Pemahaman masyarakat mengenai faktor risiko terjadinya diare dari sisi lingkungan masih kurang sehingga kebutuhan masyarakat untuk mengetahui peranan lingkungan dalam pencegahan diare belum ada. Padahal berdasarkan hasil observasi diketahui bahwa peranan lingkungan cukup besar dalam memengaruhi terjadinya diare di daerah tersebut. Hal ini menunjukkan bahwa masyarakat tidak terbiasa untuk melakukan pencegahan akan tetapi masyarakat terbiasa untuk melakukan tindakan setelah masalah muncul.

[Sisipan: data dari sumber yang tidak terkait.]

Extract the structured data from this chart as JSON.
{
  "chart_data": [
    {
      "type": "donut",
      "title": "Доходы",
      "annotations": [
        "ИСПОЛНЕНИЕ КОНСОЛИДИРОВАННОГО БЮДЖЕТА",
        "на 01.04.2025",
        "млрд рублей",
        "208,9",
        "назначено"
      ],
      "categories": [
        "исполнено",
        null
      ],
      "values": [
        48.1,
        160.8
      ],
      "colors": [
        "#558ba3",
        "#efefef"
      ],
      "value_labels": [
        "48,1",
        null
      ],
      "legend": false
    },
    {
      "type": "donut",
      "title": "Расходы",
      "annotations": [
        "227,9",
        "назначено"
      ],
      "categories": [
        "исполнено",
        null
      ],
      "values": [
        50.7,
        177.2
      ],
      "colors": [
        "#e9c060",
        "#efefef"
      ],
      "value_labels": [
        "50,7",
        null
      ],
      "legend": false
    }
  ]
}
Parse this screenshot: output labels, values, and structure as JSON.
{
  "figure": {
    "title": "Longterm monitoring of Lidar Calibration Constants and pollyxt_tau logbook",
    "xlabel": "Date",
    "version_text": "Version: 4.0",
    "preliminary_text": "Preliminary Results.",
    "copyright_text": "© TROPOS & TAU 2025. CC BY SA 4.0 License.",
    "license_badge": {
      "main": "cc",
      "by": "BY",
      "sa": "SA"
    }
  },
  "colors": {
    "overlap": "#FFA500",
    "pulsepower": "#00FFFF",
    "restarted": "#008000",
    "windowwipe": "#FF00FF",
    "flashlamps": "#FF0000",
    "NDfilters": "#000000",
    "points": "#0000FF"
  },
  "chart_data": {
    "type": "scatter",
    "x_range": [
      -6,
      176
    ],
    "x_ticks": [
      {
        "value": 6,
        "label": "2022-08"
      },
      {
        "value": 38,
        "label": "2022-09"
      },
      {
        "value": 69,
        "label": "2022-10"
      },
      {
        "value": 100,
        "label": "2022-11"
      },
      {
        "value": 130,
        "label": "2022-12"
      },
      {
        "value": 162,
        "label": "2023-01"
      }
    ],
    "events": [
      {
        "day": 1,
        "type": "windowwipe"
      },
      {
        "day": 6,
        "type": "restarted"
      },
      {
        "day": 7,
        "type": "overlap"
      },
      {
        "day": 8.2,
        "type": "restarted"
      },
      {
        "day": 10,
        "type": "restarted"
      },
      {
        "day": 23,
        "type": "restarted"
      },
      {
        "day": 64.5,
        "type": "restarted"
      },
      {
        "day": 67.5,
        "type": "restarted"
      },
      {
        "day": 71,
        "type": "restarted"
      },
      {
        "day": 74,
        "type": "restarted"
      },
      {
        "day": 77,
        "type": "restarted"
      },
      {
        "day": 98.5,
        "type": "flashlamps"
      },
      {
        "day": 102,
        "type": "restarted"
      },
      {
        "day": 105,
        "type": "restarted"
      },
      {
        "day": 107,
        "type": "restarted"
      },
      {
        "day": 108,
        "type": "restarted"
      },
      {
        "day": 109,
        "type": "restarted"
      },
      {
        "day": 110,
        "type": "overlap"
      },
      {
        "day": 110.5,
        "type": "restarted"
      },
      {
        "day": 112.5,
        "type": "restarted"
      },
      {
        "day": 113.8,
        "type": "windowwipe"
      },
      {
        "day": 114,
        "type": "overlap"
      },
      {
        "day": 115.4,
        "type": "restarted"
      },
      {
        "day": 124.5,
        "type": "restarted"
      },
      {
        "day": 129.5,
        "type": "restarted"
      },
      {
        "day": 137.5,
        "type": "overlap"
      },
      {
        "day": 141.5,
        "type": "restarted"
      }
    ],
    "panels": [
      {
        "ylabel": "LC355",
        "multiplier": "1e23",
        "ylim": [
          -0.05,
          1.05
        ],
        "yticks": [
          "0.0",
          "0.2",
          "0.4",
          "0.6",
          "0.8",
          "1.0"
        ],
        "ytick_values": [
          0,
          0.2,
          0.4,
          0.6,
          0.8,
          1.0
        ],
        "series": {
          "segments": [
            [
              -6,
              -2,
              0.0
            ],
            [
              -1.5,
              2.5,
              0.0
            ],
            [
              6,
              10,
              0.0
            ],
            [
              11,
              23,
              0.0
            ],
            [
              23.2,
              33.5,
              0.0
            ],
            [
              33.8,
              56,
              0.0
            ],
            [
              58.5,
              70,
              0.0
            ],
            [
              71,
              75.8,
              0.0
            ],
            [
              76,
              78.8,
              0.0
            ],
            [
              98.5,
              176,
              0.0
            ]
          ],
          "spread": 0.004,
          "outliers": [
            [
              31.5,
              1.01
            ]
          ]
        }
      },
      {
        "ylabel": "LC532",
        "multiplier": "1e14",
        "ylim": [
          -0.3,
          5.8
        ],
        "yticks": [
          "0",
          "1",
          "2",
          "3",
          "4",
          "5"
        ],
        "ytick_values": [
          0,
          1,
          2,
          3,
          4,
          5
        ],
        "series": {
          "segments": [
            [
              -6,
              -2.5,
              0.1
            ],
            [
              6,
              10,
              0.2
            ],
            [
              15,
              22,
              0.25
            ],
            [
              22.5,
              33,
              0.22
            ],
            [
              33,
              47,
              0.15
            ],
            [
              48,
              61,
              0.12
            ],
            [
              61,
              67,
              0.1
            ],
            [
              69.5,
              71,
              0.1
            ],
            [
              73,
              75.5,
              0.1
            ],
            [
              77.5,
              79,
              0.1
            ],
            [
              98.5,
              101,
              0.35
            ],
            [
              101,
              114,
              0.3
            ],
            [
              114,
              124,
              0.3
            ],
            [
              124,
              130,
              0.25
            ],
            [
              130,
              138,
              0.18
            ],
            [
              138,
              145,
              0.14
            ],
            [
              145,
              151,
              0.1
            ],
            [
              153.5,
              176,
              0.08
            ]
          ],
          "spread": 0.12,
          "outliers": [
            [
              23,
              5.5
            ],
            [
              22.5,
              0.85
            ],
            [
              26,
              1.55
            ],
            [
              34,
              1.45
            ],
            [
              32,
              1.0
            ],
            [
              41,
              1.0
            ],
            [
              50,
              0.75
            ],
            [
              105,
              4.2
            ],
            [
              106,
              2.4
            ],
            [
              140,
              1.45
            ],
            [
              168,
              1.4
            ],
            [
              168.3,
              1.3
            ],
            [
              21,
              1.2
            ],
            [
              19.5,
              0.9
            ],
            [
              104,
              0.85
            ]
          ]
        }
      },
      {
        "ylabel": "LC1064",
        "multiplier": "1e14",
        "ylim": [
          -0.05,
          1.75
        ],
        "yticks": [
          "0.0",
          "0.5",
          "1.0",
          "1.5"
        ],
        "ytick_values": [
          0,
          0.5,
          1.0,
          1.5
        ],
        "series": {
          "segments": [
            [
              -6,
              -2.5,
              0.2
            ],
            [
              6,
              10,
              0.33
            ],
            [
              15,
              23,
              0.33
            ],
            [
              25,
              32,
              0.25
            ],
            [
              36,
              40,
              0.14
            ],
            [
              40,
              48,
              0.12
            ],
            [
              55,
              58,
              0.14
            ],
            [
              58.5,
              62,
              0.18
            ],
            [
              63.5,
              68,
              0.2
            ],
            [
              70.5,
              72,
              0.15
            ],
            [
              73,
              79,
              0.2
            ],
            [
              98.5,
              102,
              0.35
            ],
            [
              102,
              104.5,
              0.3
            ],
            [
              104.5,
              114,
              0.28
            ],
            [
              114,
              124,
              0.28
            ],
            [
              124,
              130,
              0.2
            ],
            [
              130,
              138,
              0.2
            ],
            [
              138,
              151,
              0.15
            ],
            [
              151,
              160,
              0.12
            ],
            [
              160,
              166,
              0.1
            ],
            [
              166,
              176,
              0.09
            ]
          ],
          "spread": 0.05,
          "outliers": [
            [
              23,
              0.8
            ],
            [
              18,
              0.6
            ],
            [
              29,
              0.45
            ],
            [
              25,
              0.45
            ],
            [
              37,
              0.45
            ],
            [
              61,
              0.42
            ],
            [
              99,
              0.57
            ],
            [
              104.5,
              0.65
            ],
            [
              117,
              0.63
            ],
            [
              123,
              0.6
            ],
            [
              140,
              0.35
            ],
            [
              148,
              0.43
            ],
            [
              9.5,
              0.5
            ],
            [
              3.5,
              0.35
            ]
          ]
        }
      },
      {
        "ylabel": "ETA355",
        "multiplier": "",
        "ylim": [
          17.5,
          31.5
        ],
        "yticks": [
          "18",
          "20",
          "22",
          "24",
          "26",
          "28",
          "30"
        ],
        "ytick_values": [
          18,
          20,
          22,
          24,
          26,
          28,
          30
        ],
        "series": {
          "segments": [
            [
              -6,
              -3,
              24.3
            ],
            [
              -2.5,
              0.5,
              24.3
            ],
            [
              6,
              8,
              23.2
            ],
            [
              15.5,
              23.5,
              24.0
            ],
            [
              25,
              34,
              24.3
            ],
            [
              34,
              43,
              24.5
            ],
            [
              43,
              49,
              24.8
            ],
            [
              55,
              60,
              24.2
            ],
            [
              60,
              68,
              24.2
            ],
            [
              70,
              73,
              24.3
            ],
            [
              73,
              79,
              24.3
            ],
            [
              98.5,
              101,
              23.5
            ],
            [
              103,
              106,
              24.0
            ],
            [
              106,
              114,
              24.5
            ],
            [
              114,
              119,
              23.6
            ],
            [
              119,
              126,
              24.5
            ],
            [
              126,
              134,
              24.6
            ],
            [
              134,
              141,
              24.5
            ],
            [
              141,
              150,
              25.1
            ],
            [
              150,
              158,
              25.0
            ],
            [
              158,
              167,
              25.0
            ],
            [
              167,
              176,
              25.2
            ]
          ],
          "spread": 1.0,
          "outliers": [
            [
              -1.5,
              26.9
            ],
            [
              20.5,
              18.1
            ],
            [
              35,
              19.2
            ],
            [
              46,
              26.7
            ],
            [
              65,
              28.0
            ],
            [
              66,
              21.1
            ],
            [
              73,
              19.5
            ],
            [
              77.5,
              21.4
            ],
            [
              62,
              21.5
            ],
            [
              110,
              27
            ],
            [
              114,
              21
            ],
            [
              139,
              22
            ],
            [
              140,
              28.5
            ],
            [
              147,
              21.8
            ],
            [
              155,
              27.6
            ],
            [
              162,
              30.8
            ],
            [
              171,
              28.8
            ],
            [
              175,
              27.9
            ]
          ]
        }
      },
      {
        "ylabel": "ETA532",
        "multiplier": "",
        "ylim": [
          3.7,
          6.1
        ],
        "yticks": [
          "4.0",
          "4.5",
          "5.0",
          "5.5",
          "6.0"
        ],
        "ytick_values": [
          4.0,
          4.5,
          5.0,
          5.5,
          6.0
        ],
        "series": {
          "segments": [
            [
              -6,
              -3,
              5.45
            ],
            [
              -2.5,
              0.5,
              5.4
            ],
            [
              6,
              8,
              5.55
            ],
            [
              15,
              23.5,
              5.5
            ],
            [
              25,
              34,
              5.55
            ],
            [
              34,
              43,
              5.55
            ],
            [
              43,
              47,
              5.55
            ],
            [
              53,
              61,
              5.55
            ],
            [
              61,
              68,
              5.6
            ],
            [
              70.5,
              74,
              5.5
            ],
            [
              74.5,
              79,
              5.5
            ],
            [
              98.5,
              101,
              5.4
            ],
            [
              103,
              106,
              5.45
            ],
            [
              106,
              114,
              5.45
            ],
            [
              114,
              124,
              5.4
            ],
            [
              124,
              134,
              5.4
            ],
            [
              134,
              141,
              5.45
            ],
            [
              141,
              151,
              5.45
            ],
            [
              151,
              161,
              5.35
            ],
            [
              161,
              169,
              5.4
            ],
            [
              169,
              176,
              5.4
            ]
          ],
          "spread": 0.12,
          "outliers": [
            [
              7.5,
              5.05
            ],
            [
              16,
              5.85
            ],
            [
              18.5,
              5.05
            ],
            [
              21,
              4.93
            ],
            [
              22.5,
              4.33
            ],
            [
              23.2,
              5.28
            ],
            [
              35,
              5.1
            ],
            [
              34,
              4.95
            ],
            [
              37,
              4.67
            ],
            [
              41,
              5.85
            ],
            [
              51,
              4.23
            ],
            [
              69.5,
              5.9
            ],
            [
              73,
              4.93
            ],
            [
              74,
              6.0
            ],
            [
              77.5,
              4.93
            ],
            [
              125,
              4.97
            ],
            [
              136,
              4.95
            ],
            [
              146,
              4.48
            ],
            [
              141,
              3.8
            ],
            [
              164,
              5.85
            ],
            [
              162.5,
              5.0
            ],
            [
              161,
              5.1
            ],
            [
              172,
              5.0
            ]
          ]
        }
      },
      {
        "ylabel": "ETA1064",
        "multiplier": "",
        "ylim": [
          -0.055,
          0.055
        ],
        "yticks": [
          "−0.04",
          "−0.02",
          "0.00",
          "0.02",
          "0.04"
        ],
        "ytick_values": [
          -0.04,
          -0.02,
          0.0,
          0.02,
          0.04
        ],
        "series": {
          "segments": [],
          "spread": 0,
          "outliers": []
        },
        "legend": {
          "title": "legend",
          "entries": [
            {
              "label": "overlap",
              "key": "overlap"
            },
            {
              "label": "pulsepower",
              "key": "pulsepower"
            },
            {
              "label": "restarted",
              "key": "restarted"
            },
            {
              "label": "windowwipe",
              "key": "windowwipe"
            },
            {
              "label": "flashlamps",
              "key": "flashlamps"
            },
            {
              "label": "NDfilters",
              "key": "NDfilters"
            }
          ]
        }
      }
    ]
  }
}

Promosi kesehatan adalah suatu program perubahan perilaku masyarakat yang menyeluruh, dalam konteks masyarakatnya. Bukan hanya perubahan perilaku (within people), tetapi juga perubahan lingkungannya. Perubahan perilaku tanpa diikuti perubahan lingkungan tidak akan efektif, perilaku tersebut tidak akan bertahan lama.

Oleh sebab itu, promosi kesehatan bukan sekedar mengubah perilaku saja tetapi juga mengupayakan perubahan lingkungan, sistem, dan sebagainya (Notoatmodjo, 2010).

Dari hasil penelitian, masyarakat mengharapkan agar penyuluhan diare dilakukan rutin setiap bulan dan dilakukan dengan mengumpulkan masyarakat di suatu tempat tidak dengan mengunjungi dari rumah ke rumah/home visit. Masyarakat menilai kunjungan dari rumah ke rumah selama ini tidak efektif karena tidak menjangkau seluruh masyarakat. Hal ini sesuai dengan pendapat Ester (2000), kualitas interaksi antara profesional kesehatan dan pasien/masyarakat merupakan bagian yang penting dalam menentukan tercapai atau tidaknya tujuan.

Untuk itu peran kader kesehatan dapat ditingkatkan sehingga dapat menjadi sumber pesan yang dipercayai dan dianggap mampu memberikan informasi. Usaha yang dapat dilakukan antara lain dengan pelatihan kader kesehatan dan pembinaan rutin sehingga kader mampu menjadi penyuluh kesehatan yang handal.

Kader yang sebagian besar merupakan anggota PKK, mempunyai tugas yang mulia. Kader diharapkan dapat berperan sebagai pemberi informasi kesehatan kepada masyarakat, penggerak masyarakat untuk melaksanakan pesan-pesan kesehatan seperti mendatangi posyandu dan melaksanakan hidup bersih dan sehat. Disamping itu kader juga dapat berperan sebagai orang yang pertama kali menemukan jika ada masalah kesehatan di daerahnya dan segera melaporkan ke tenaga kesehatan setempat. Kader merupakan penghubung antara masyarakat dengan tenaga kesehatan karena kader selalu berada di tengah-tengah masyarakat (Kemenkes RI, 2010).